Todos miraban, incluso los meseros y empleados. Era como si el tiempo se detuviera, como si todo se detuviera, a causa de mi sorpresiva intromisión. Este hecho me intimidó un poco, pero estaba lo suficientemente borracho como para echarme para atrás. No pensé las palabras, ni los apelativos, no tuve precauciones ni tampoco vacilaciones. Hable como solo un buen borracho lo hace: Con esmero, pasión, interés y amor.
—Deseo que fracasen en su empresa.
Deseo que salgan de esa comodidad mediocre.
Deseo que las circunstancias los obliguen a salir de esa, su cárcel, ya que ustedes no son capaces de hacerlo por su propia cuenta.
Deseo que, antes que engañarnos a nosotros, se dejen de engañar a ustedes mismos.
¿Qué no saben hacer nada más? ¿Cómo van a saber de qué están hechos, de qué son capaces, si no se ponen a prueba?
Deseo con todo el corazón y todo el anhelo del que soy capaz que Dios, las circunstancias, la providencia, Buda, la casualidad, el universo, lo que sea que se llame o como lo quieran llamar, los espabile de una vez por todas. Que les pegue una buena y fuerte bofetada para que salgan de ese letargo profundo, espeso y confortable en el que están.
¡Se les olvidó vivir por miedo a unos espectros desconocidos que ustedes mismos inventaron y se encargan de alimentar cada día!
Yo no quiero perderlos, ninguno de los aquí presentes y que los están acompañando los quieren perder, pero sobre todas las cosas, no se pierdan a ustedes mismos. Me importa un carajo si a alguno le molesta mi petición, pero prefiero, por lo menos, incomodarlos, antes que alimentar esa hipócrita complacencia en la que están.

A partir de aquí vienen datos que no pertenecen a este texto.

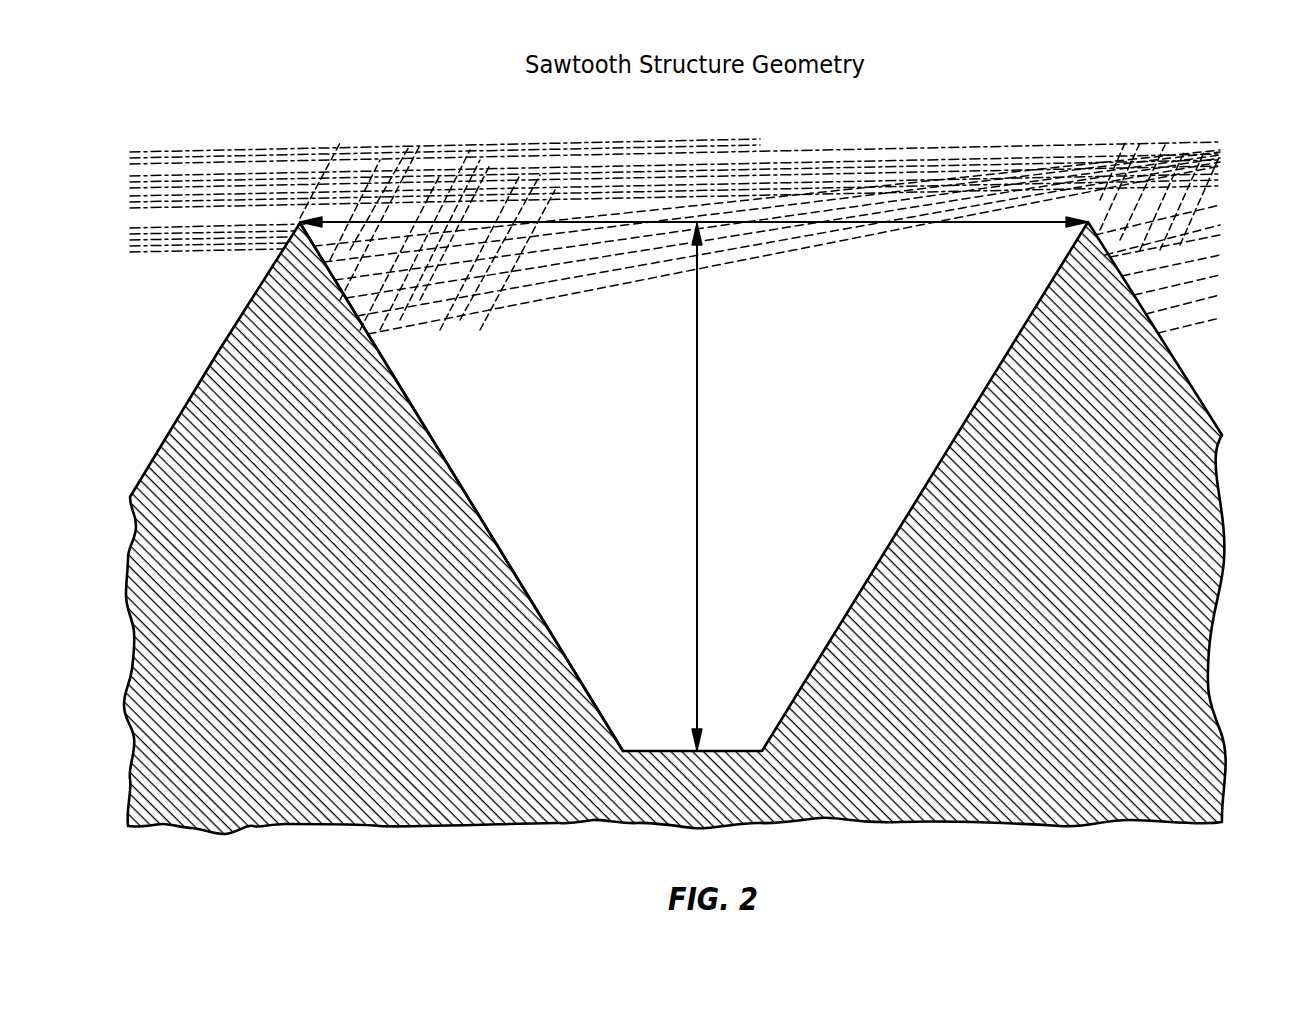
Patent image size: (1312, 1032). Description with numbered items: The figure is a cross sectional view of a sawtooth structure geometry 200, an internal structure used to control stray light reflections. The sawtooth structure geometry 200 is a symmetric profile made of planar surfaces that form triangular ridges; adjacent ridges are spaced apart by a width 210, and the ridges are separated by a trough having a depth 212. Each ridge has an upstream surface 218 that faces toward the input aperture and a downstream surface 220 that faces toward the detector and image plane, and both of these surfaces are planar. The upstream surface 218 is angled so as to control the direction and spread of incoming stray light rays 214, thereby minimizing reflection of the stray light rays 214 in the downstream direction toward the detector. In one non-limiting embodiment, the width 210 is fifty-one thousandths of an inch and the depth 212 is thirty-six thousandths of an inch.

The sawtooth structure geometry 200 is at (376, 88).
The width 210 is at (785, 221).
The depth 212 is at (697, 380).
The stray light rays 214 is at (1228, 143).
The upstream surface 218 is at (477, 510).
The downstream surface 220 is at (217, 358).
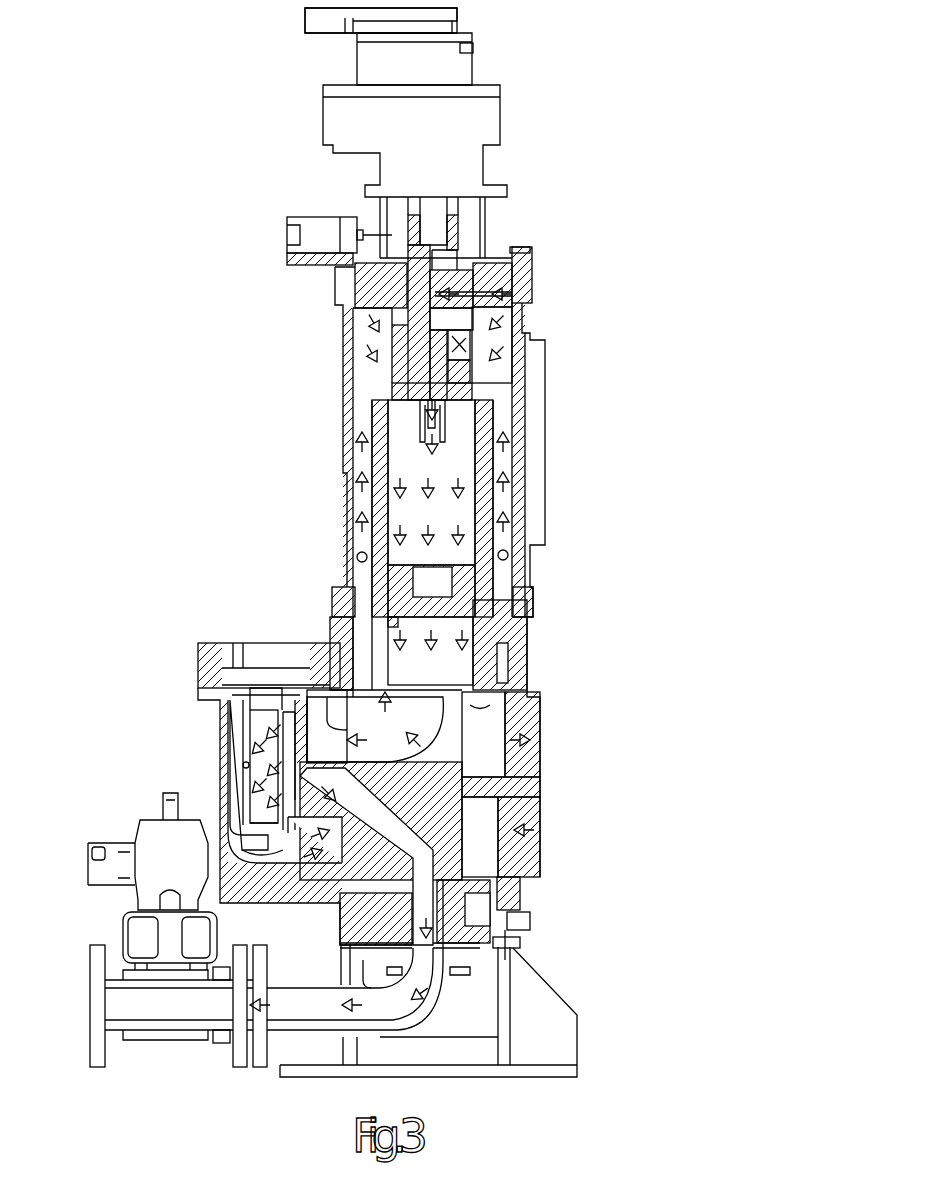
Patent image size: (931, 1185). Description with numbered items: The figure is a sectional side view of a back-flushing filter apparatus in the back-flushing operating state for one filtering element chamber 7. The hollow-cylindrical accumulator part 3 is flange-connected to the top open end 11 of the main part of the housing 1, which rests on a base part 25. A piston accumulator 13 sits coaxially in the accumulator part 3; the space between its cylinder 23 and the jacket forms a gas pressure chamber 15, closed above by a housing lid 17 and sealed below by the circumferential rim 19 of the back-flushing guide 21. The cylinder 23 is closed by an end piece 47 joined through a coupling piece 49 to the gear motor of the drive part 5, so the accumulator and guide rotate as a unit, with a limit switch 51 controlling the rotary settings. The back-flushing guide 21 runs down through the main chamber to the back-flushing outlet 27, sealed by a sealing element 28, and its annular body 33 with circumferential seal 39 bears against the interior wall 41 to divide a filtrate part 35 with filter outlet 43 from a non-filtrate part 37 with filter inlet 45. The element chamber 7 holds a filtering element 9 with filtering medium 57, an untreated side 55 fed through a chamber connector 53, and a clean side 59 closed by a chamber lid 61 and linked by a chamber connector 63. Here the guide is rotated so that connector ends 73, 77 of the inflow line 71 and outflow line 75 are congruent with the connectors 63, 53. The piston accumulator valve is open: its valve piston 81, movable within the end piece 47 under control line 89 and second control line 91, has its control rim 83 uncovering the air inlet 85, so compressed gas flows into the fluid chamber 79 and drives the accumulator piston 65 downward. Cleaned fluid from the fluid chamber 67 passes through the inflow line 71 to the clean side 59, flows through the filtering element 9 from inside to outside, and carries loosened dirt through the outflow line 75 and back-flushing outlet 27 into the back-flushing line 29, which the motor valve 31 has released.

The main part of the housing 1 is at (470, 795).
The accumulator part 3 is at (248, 430).
The drive part 5 is at (472, 158).
The filtering element chamber 7 is at (220, 728).
The filtering element 9 is at (247, 770).
The top open end 11 is at (522, 610).
The piston accumulator 13 is at (410, 410).
The gas pressure chamber 15 is at (362, 362).
The housing lid 17 is at (375, 280).
The circumferential rim 19 is at (508, 665).
The back-flushing guide 21 is at (480, 838).
The cylinder 23 is at (380, 460).
The base part 25 is at (343, 945).
The back-flushing outlet 27 is at (520, 950).
The sealing element 28 is at (515, 932).
The back-flushing line 29 is at (368, 1020).
The motor valve 31 is at (140, 940).
The annular body 33 is at (507, 782).
The filtrate part 35 is at (495, 707).
The non-filtrate part 37 is at (522, 880).
The circumferential seal 39 is at (533, 786).
The interior wall of the main chamber 41 is at (333, 820).
The filter outlet 43 is at (545, 752).
The filter inlet 45 is at (500, 823).
The end piece 47 is at (390, 372).
The coupling piece 49 is at (407, 243).
The limit switch 51 is at (317, 222).
The chamber connector 53 is at (237, 835).
The untreated side 55 is at (232, 830).
The filtering medium 57 is at (243, 753).
The clean side 59 is at (268, 686).
The chamber lid 61 is at (257, 670).
The chamber connector 63 is at (300, 690).
The accumulator piston 65 is at (467, 573).
The fluid chamber 67 is at (445, 632).
The inflow line 71 is at (408, 688).
The connector end 73 is at (350, 697).
The outflow line 75 is at (433, 982).
The connector end 77 is at (335, 903).
The fluid chamber 79 is at (455, 428).
The valve piston 81 is at (470, 333).
The control rim 83 is at (413, 407).
The air inlet 85 is at (477, 380).
The control line 89 is at (530, 263).
The second control line 91 is at (512, 250).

Yo no tengo nada, yo no soy nadie. Yo no soy Pedro, yo no soy ese Pedrito que todos ustedes llaman. Yo soy un desesperado, que ésta tarde no encontró nada en la nevera y tenía hambre. Que vio a su mujer perdida en el tedio de todos los días, como lo están ustedes. A mi me dolió mucho ver a mi mujer así; resignada, conformada, desilusionada, perdida. El dolor se me pronunció al escucharlos, y que mejor que un completo desconocido se los diga. Si yo fuera su primo hermano, tal vez me reservaría el comentario, pero, ¡Qué carajos! El poco rato que compartimos juntos fue suficiente para cogerles cariño, y me duele mucho encontrarlos así. No se conformen asumiendo lo que presumiblemente es correcto, lo que les toca, no se conformen tratando de conformarnos a todos.

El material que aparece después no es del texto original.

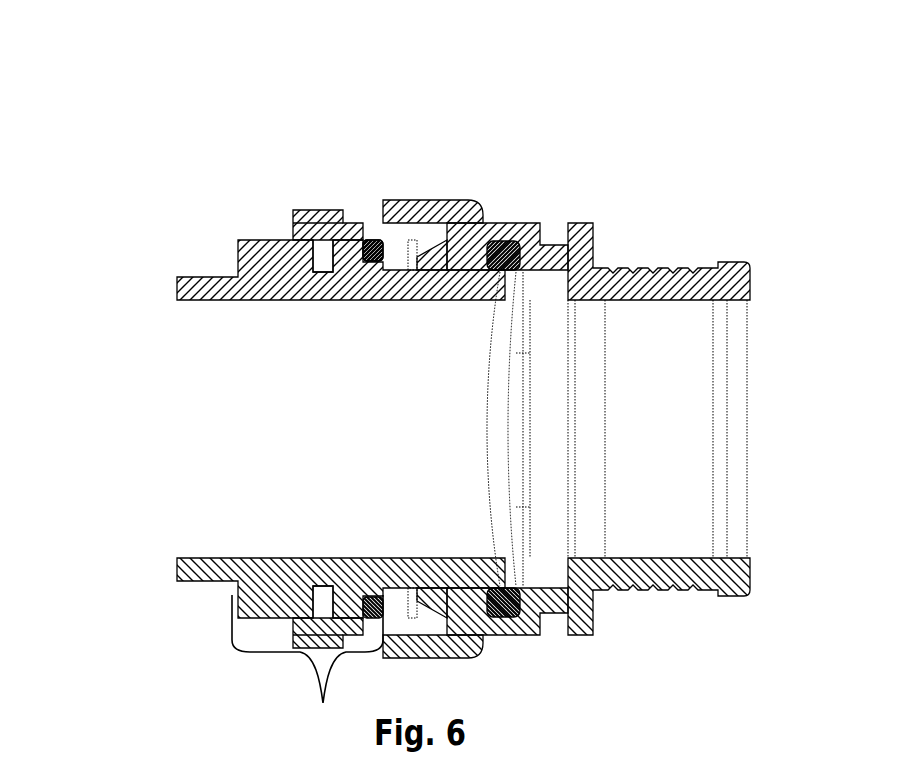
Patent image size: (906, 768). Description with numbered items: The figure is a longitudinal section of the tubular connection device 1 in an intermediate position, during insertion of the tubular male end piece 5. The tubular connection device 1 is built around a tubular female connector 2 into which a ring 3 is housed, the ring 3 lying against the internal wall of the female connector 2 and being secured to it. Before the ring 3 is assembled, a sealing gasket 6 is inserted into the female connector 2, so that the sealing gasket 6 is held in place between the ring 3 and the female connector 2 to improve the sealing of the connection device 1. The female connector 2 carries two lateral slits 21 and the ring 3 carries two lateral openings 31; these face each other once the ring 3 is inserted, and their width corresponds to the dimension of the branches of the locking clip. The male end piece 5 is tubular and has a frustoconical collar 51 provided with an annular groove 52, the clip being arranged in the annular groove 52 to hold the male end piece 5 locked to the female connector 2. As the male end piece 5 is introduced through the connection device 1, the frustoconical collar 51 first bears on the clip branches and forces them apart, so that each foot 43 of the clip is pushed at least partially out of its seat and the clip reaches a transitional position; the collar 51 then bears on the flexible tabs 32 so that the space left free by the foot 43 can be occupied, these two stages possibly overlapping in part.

The tubular connection device 1 is at (393, 177).
The tubular female connector 2 is at (693, 272).
The ring 3 is at (465, 617).
The tubular male end piece 5 is at (258, 470).
The sealing gasket 6 is at (527, 615).
The lateral slit 21 is at (371, 234).
The lateral opening 31 is at (373, 250).
The flexible tab 32 is at (393, 245).
The foot 43 is at (362, 243).
The frustoconical collar 51 is at (307, 662).
The annular groove 52 is at (323, 258).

¡Hagan su vida! No dejen que otros la hagan por ustedes.
Me terminé la copa de un solo jalón, la arrojé contra la pared, donde se hizo añicos. El estruendo del choque se escuchó en todo el edificio. El silencio era sepulcral. Sin despedirme ni nada, salí del salón.

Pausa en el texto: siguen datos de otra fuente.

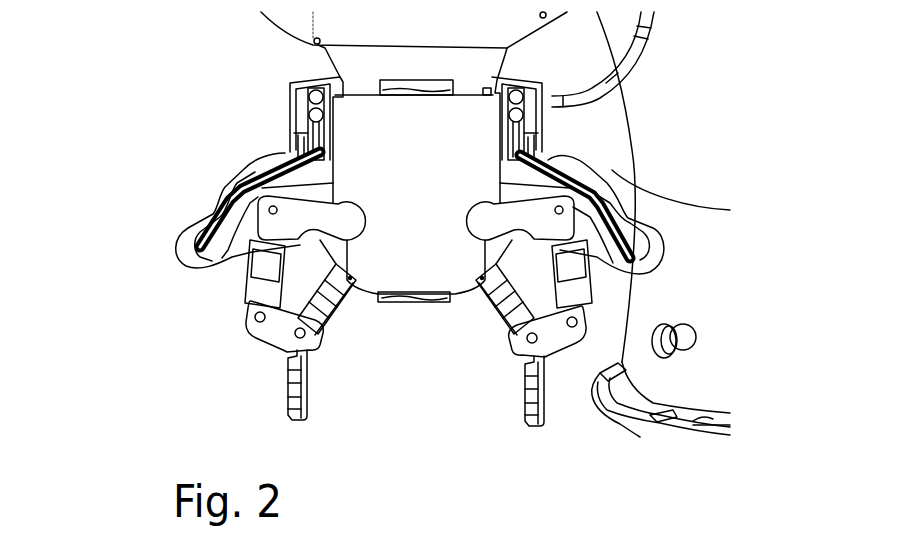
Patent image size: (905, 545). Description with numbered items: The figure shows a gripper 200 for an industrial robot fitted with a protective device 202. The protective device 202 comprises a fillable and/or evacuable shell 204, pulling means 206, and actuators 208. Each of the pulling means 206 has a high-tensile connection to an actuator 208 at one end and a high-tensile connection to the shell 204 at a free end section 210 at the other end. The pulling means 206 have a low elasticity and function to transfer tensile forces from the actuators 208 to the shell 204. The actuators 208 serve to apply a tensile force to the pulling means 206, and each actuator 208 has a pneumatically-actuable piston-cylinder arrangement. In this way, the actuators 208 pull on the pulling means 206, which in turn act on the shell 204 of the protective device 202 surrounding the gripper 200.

The gripper 200 is at (355, 331).
The protective device 202 is at (602, 166).
The shell 204 is at (196, 226).
The pulling means 206 is at (223, 210).
The actuator 208 is at (308, 108).
The free end section 210 is at (187, 211).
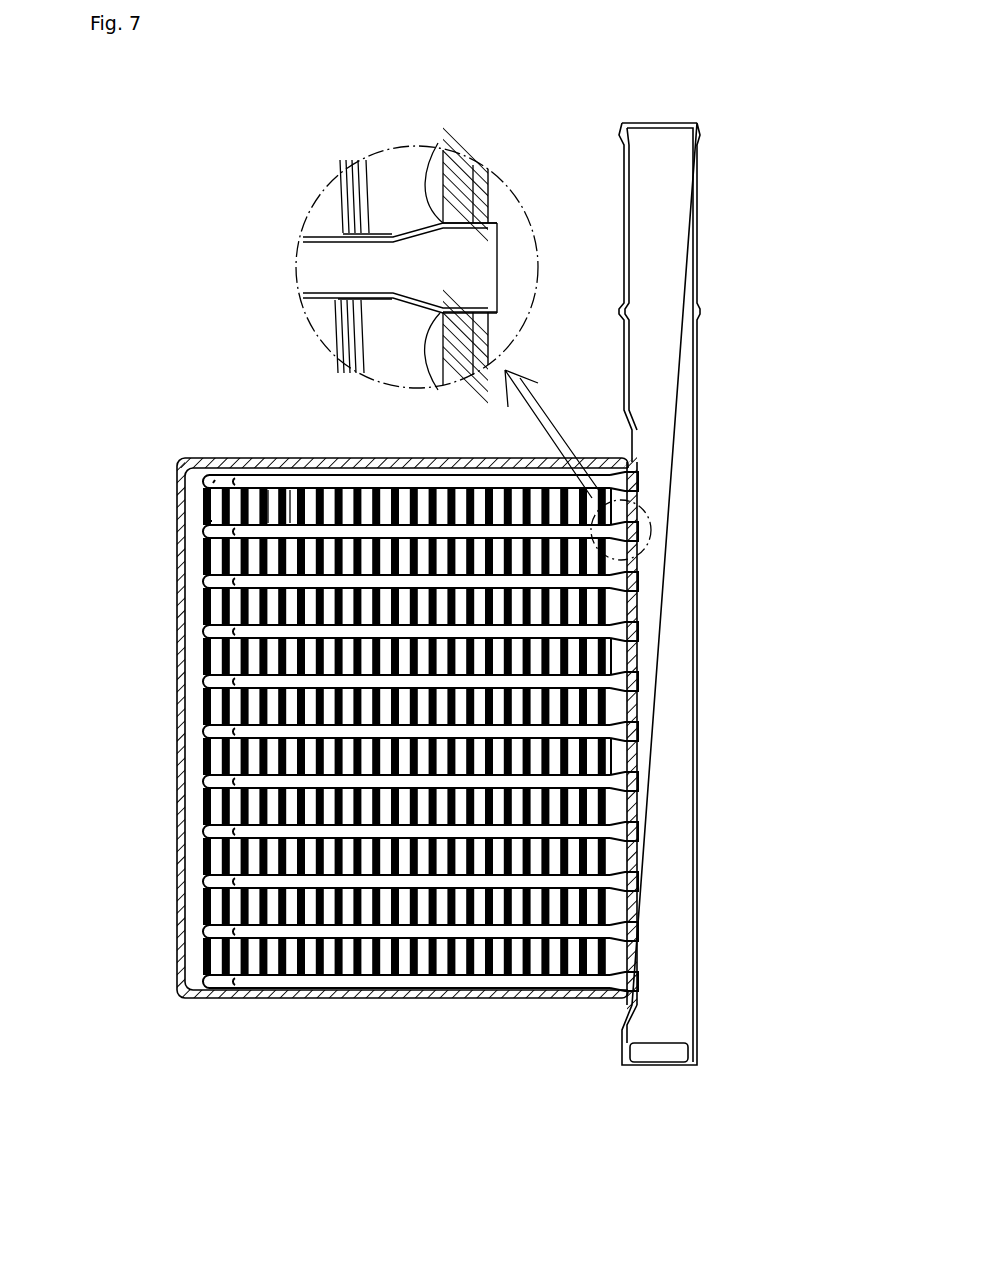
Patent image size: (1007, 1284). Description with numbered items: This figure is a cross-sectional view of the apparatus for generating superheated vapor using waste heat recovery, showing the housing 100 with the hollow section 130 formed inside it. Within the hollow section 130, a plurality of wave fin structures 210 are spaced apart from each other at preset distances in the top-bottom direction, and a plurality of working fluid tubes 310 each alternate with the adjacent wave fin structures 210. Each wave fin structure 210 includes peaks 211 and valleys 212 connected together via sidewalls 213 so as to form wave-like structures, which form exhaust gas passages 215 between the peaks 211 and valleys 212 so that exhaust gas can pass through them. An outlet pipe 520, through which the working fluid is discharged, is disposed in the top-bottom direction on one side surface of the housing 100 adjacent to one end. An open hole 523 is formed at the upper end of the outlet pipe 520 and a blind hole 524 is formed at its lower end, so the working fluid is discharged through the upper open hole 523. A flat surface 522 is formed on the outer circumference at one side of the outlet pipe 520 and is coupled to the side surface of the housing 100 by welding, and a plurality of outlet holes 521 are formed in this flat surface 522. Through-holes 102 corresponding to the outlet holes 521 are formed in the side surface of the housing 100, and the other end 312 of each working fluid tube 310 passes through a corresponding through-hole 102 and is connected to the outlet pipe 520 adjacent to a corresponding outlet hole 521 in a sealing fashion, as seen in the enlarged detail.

The housing 100 is at (160, 683).
The through-holes 102 is at (437, 160).
The hollow section 130 is at (190, 550).
The wave fin structures 210 is at (312, 205).
The peaks 211 is at (213, 480).
The valleys 212 is at (202, 521).
The sidewalls 213 is at (200, 487).
The exhaust gas passages 215 is at (270, 497).
The working fluid tubes 310 is at (284, 267).
The other end of working fluid tube 312 is at (483, 268).
The outlet pipe 520 is at (698, 593).
The outlet holes 521 is at (500, 229).
The flat surface 522 is at (462, 183).
The open hole 523 is at (656, 138).
The blind hole 524 is at (652, 1062).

No sé cómo le hice para llegar a casa. Solo sé qué Angie no estaba, Angie se había ido. Tal vez tenía hambre y fue en busca de algo en alguna fiesta, reunión o celebración. Yo le había prometido algo de comer, yo le había traído algo de comer. ¿Es qué no me cree?
Guardé el pedazo de torta y el plato de comida en la nevera, por si ella regresaba y llegaba con hambre. Me metí en la cama, vestido y todo, pensando en que, tal vez, había dejado algo olvidado en la celebración.